May 10, 2023 1.00 pm This story is over 10 months old

Power Play: Who will lead South Kesteven after no overall control election result?

Options for forming an administration

Uncertainty continues over the future of South Kesteven as political parties jostle for leadership of the district.

There was a shift in the balance of power following Thursday’s election.

Voters effectively beheaded the Conservative hydra, removing both the leader and deputy leader, and taking away 16 seats for the party.

A surge in Independents, along with some further successes for the Green Party and Liberal Democrats, has left the district with no overall control.

No party has reached the 29-seat threshold to take control.

Smaller parties such as Labour, the Greens, and Lib Dems are now in a position of power as those on either side of the chamber look to achieve the required number of seats for at least a coalition government.

With both the independents and the Conservatives set to elect new leaders going forward, the district is poised for change – but it remains to be seen who will be in charge.

It is the first time South Kesteven has been in a no overall control situation since 2003, having gone through nearly four leaders since the party was put in power.

The seat has been in a no overall control situation three times since its first election in 1973 and under Conservative control twice.

Here are the possible options for who could run the district.

Who will take power in South Kesteven’s council chamber? | Photo: Daniel Jaines

Conservative or Independent Minorities

One option could be for the Conservative or Independent parties to take the lead on their own and rely on other parties in key votes.

However, where the Conservatives are generally united as a party, the issue here is for Independents who may not be aligned in their views on how to move forward.

It is understood that some relations between Independent members are more fragile than others.

Prior to the election, there were a number of smaller groups, including the AllianceSK, the Democratic Independents, a further Indy group and several unaligned Indies.

This could make governing in a minority an issue if there was a desire for a change of power.

A Coalition of Opposition

The word on the grapevine suggests a coalition is the most desired way forward.

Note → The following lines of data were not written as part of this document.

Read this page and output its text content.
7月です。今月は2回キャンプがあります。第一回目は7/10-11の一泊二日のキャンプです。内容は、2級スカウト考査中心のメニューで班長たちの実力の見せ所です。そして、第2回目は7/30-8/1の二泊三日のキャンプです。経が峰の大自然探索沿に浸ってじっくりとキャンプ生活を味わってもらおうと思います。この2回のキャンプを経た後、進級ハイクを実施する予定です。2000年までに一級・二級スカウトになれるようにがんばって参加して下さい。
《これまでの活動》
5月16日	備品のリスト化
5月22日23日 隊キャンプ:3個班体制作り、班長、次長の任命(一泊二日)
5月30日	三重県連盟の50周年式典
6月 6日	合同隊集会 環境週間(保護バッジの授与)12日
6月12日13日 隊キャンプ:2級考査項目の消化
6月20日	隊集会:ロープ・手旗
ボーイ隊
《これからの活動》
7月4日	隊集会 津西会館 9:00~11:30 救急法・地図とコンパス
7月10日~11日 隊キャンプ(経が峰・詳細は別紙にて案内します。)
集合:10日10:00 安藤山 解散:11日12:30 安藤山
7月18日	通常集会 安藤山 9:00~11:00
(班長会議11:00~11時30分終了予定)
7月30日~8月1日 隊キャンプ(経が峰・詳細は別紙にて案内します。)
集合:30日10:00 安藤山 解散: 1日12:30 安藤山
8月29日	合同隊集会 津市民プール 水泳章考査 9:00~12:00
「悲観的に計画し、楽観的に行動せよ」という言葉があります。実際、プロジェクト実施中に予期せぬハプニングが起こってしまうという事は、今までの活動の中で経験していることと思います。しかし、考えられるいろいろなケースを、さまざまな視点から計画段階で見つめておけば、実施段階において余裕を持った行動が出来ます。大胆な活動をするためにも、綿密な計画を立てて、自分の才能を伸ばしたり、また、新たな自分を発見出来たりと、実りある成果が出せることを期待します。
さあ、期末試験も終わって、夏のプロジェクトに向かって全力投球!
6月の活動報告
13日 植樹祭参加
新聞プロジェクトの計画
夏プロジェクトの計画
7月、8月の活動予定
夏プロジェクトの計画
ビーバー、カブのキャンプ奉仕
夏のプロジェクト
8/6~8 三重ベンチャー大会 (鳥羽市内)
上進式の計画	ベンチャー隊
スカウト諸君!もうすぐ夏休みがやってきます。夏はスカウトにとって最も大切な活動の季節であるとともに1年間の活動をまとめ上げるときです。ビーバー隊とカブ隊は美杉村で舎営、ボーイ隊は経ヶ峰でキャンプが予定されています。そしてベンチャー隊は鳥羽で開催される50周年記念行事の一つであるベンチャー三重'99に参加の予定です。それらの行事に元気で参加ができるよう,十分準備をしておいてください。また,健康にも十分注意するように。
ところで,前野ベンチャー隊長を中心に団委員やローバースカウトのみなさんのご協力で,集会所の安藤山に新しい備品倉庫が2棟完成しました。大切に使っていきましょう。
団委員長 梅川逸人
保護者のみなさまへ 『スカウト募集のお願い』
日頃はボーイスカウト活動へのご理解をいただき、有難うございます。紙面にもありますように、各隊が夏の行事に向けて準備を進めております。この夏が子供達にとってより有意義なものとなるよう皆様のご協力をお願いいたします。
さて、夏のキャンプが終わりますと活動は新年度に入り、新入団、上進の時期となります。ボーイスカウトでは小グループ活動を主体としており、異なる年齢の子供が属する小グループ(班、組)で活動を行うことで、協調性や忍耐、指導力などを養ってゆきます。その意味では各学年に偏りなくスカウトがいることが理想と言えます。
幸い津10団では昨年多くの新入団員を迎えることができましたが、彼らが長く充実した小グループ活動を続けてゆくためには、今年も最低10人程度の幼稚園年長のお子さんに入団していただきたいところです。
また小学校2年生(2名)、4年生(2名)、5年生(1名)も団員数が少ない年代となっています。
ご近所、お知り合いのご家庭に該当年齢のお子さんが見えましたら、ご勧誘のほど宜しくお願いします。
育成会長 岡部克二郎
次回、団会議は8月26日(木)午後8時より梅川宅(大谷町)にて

If the Independents want to definitively end Conservative rule, they would need most Greens, Labour and Lib Dems to agree to support them. This would give them a total of 32 seats, three more than is needed.

It is understood that a meeting between SKDC’s opposition members saw almost unanimous support for this option.

However, the big question is what can the group offer to the other parties in exchange for their support. Will they get extra seats on committees? A position in the inner circle? Support on or against their manifesto pledges?

And here’s where things could get difficult because now it’s an auction, and the bartering could lead to some interesting discussions.

A Conservative Coalition

If not everyone’s happy with the deal on the table, some Independents, Lib Dems or (in a totally topsy-turvy world) even Labour members could sign up to a partnership with the Tories.

The party only needs five more seats on their side to take the majority control. This could be made up of the four Lib Dems or Greens and an Independent, or even five Independents.

Again, it would depend on what the Conservatives offered the councillors. Perhaps a more unified approach and a potential party whip in support of their pledges could be.

What happens next for South Kesteven district?

Both parties need to elect new leaders and act quickly to garner support. It is understood both will be holding votes in the next day or two, and the results should be known by Friday.

The deadline is the Annual General Meeting of the Full Council on Thursday, May 18 at 1 pm.